Looking at the tasks mentioned above, each dataset requires different approaches to identifying the correct answers. The evaluation metrics also differ depending on the dataset. Now, let’s compare the benchmark scores of the o1 model across various medical datasets to evaluate its performance in each task.
Comparison of the o1 Model with Other Language Models: Performance distribution across different datasets (left) / Average accuracy across multiple datasets (right)
Are We Getting Closer to AI Doctors?
Despite advances in language models, AI doctors face challenges, the biggest being hallucination, where the model generates false information.

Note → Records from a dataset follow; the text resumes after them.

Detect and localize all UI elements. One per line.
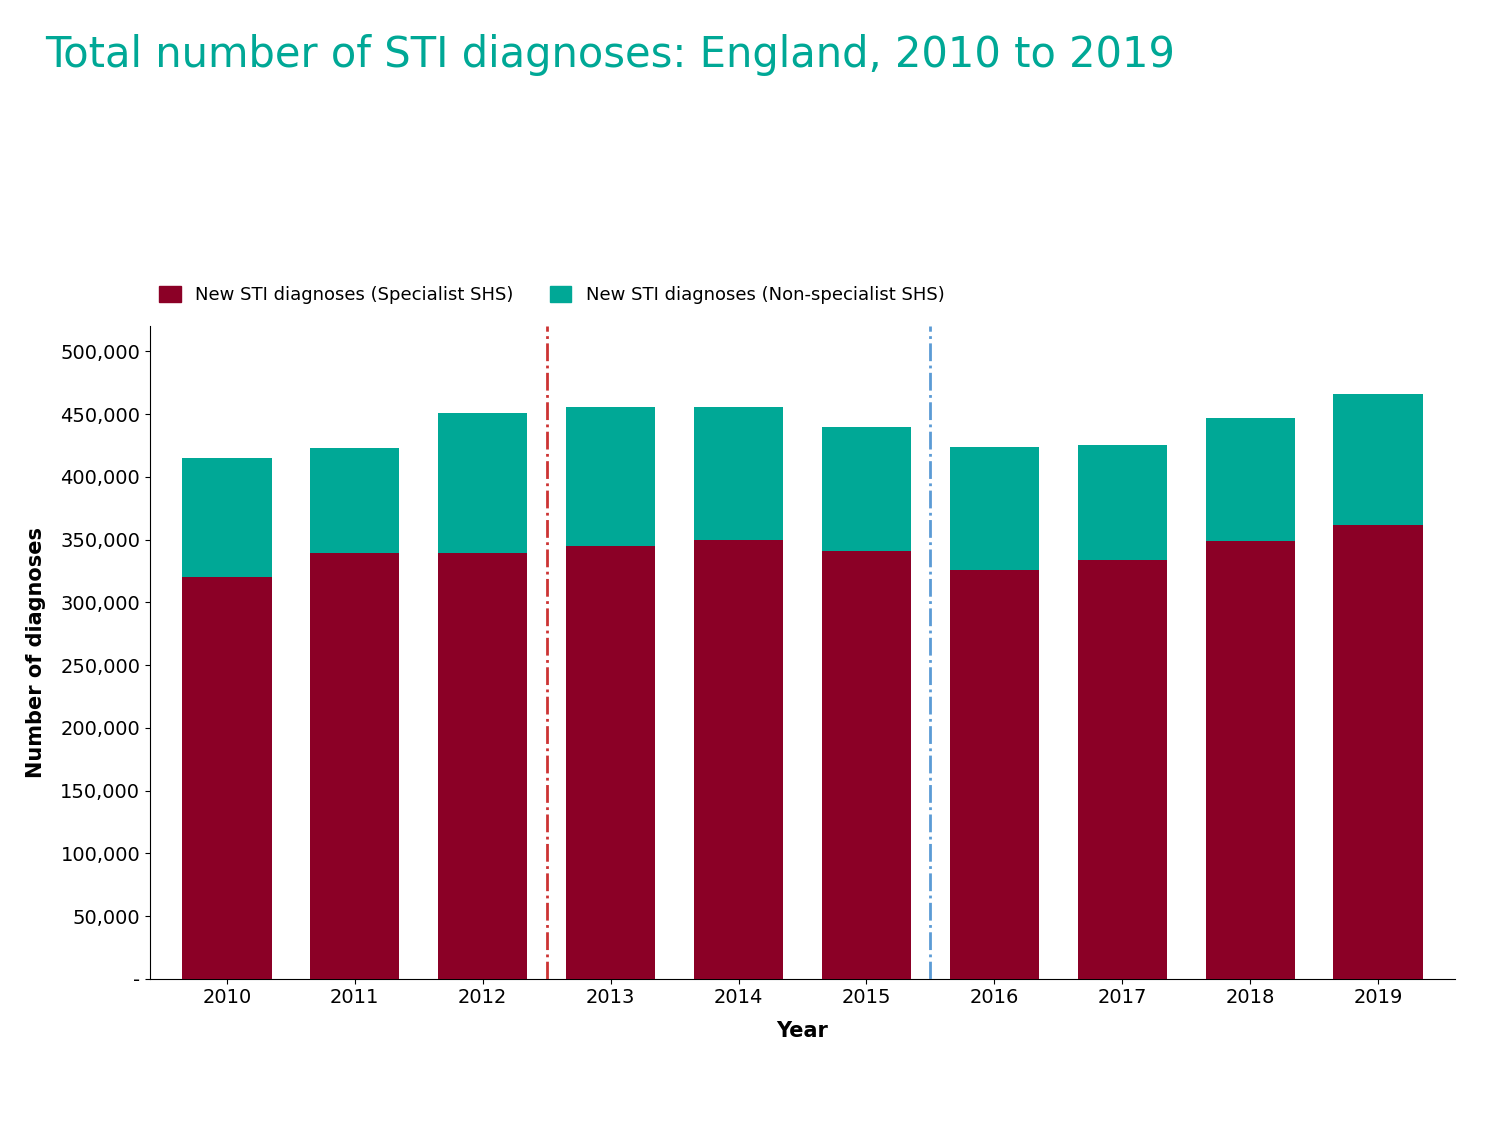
Bar (438, 554, 528, 979)
Bar (310, 448, 399, 554)
Bar (310, 554, 399, 979)
Bar (182, 458, 272, 577)
Bar (1077, 446, 1167, 559)
Legend: New STI diagnoses (Specialist SHS), New STI diagnoses (Non-specialist SHS): New STI diagnoses (Specialist SHS), New … (159, 286, 945, 304)
Bar (693, 540, 783, 979)
Bar (822, 551, 912, 979)
Bar (693, 406, 783, 540)
Bar (1334, 394, 1424, 524)
Y-axis label: Number of diagnoses: Number of diagnoses (27, 526, 46, 778)
Text: Total number of STI diagnoses: England, 2010 to 2019: Total number of STI diagnoses: England, … (45, 34, 1174, 75)
Text: Public Health England: 2019 STI Slide Set (version 1.0, published 2 September 20: Public Health England: 2019 STI Slide Se… (105, 1073, 871, 1091)
Bar (950, 569, 1040, 979)
X-axis label: Year: Year (777, 1022, 828, 1042)
Bar (822, 426, 912, 551)
Bar (1077, 559, 1167, 979)
Text: 10: 10 (45, 1073, 76, 1092)
Bar (438, 413, 528, 554)
Bar (1206, 417, 1294, 541)
Bar (950, 447, 1040, 569)
Bar (566, 406, 656, 546)
Bar (182, 577, 272, 979)
Bar (1334, 524, 1424, 979)
Bar (566, 546, 656, 979)
Bar (1206, 541, 1294, 979)
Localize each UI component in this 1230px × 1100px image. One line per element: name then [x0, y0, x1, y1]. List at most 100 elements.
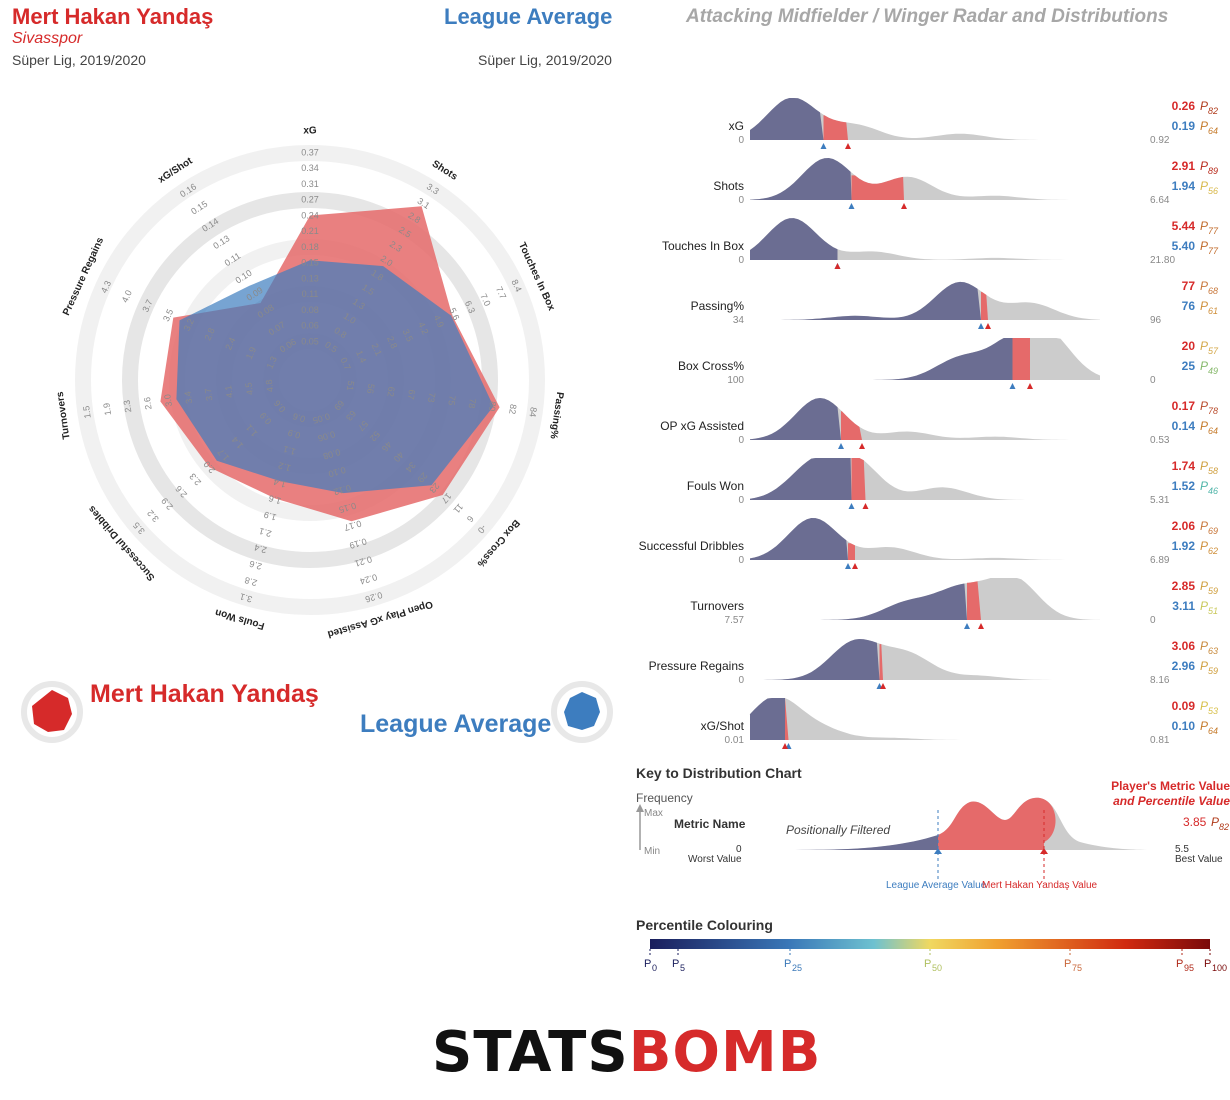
dist-area-rest	[750, 281, 1100, 320]
dist-average-marker	[964, 623, 970, 629]
dist-average-value: 0.19	[1172, 119, 1196, 133]
dist-average-percentile: 49	[1208, 366, 1218, 376]
radar-tick-label: 34	[404, 460, 418, 474]
dist-max-value: 6.89	[1150, 555, 1170, 566]
dist-area-below	[750, 281, 981, 320]
dist-average-value: 1.52	[1172, 479, 1196, 493]
radar-tick-label: 78	[467, 398, 478, 409]
key-metric-name: Metric Name	[674, 817, 746, 831]
radar-axis-label: Shots	[430, 159, 460, 184]
dist-area-rest	[750, 698, 1100, 740]
dist-average-percentile: 64	[1208, 726, 1218, 736]
dist-player-percentile: 63	[1208, 646, 1218, 656]
dist-max-value: 96	[1150, 315, 1162, 326]
legend-average-label: League Average	[360, 710, 552, 738]
dist-metric-label: xG	[729, 119, 744, 133]
key-percentile-value: and Percentile Value	[1113, 794, 1230, 808]
dist-player-value: 2.85	[1172, 579, 1196, 593]
radar-tick-label: 4.2	[416, 320, 430, 336]
key-player-metric-value: Player's Metric Value	[1111, 780, 1230, 793]
dist-player-percentile: 57	[1208, 346, 1219, 356]
legend-player-label: Mert Hakan Yandaş	[90, 680, 319, 708]
dist-max-value: 8.16	[1150, 675, 1170, 686]
radar-tick-label: 46	[380, 439, 394, 453]
key-max: Max	[644, 808, 663, 819]
dist-player-marker	[985, 323, 991, 329]
radar-axis-label: xG	[303, 126, 317, 137]
radar-tick-label: 29	[415, 470, 429, 484]
radar-tick-label: 0.7	[338, 356, 352, 372]
dist-average-percentile: 77	[1208, 246, 1219, 256]
dist-max-value: 21.80	[1150, 255, 1175, 266]
radar-tick-label: 0.11	[302, 289, 319, 299]
key-worst-label: Worst Value	[688, 854, 742, 865]
percentile-label-p: P	[1176, 958, 1183, 970]
dist-player-marker	[978, 623, 984, 629]
radar-tick-label: 3.7	[203, 388, 215, 402]
dist-player-percentile: 59	[1208, 586, 1218, 596]
dist-player-percentile: 82	[1208, 106, 1218, 116]
dist-average-percentile: 51	[1208, 606, 1218, 616]
dist-min-value: 34	[733, 315, 745, 326]
dist-min-value: 0	[738, 675, 744, 686]
radar-tick-label: 1.1	[282, 444, 297, 457]
dist-player-marker	[901, 203, 907, 209]
dist-max-value: 6.64	[1150, 195, 1170, 206]
dist-average-percentile: 62	[1208, 546, 1218, 556]
dist-metric-label: Pressure Regains	[649, 659, 744, 673]
radar-tick-label: 4.9	[432, 313, 446, 329]
radar-tick-label: 0.19	[348, 536, 368, 551]
radar-series-average	[176, 260, 494, 494]
radar-tick-label: 63	[344, 408, 358, 422]
radar-tick-label: 6	[465, 514, 476, 524]
radar-tick-label: 2.1	[370, 342, 384, 358]
radar-tick-label: 3.5	[161, 307, 175, 323]
key-best-num: 5.5	[1175, 844, 1189, 855]
radar-tick-label: 2.1	[258, 526, 273, 539]
radar-tick-label: 2.4	[223, 336, 237, 352]
percentile-label: 25	[792, 963, 802, 973]
dist-area-below	[750, 218, 838, 260]
radar-tick-label: 73	[426, 392, 437, 403]
dist-average-percentile: 61	[1208, 306, 1218, 316]
dist-min-value: 0	[738, 195, 744, 206]
radar-tick-label: 23	[427, 481, 441, 495]
dist-average-p: P	[1200, 119, 1208, 133]
radar-tick-label: 17	[439, 491, 453, 505]
radar-tick-label: 0.6	[292, 411, 307, 424]
key-player-value-label: Mert Hakan Yandaş Value	[982, 880, 1098, 891]
dist-area-between	[841, 411, 862, 440]
percentile-label-p: P	[924, 958, 931, 970]
percentile-label-p: P	[1204, 958, 1211, 970]
radar-tick-label: 52	[368, 429, 382, 443]
dist-area-between	[851, 175, 904, 200]
dist-player-marker	[862, 503, 869, 509]
dist-player-marker	[834, 263, 841, 269]
radar-axis-label: Passing%	[548, 391, 566, 439]
player-competition: Süper Lig, 2019/2020	[12, 52, 146, 68]
radar-tick-label: 4.5	[243, 382, 255, 396]
radar-tick-label: 84	[527, 406, 538, 417]
dist-area-rest	[750, 639, 1100, 680]
dist-area-below	[750, 639, 880, 680]
dist-max-value: 0.53	[1150, 435, 1170, 446]
dist-area-between	[981, 291, 988, 320]
dist-area-below	[750, 518, 848, 560]
dist-average-p: P	[1200, 479, 1208, 493]
dist-average-p: P	[1200, 179, 1208, 193]
average-competition: Süper Lig, 2019/2020	[478, 52, 612, 68]
radar-tick-label: 3.4	[183, 391, 195, 405]
dist-min-value: 0	[738, 135, 744, 146]
radar-tick-label: 4.1	[223, 385, 235, 399]
dist-player-marker	[859, 443, 865, 449]
percentile-label-p: P	[672, 958, 679, 970]
player-radar-icon	[21, 681, 83, 743]
radar-tick-label: 1.5	[81, 405, 93, 419]
radar-ring	[75, 145, 545, 615]
dist-player-marker	[880, 683, 886, 689]
key-example-pct: 82	[1219, 822, 1229, 832]
dist-player-marker	[782, 743, 788, 749]
radar-ring	[122, 192, 498, 568]
dist-player-p: P	[1200, 699, 1208, 713]
radar-tick-label: 0.34	[301, 163, 319, 173]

In medicine, explainable and trustworthy models are crucial for patient safety, and even small errors make them unsuitable for real use.
The o1 model scored 1.3% lower than GPT-4 on AlignScore, indicating more hallucinations. While o1 has improved in other areas, it remains vulnerable to this issue.
We’ve examined the o1 model’s performance in medicine. Since it focuses on reasoning rather than new learning, drastic improvements are tough. However, its strong results in medicine suggest potential in other fields. With more data or domain-specific training, o1 could become an even more valuable tool.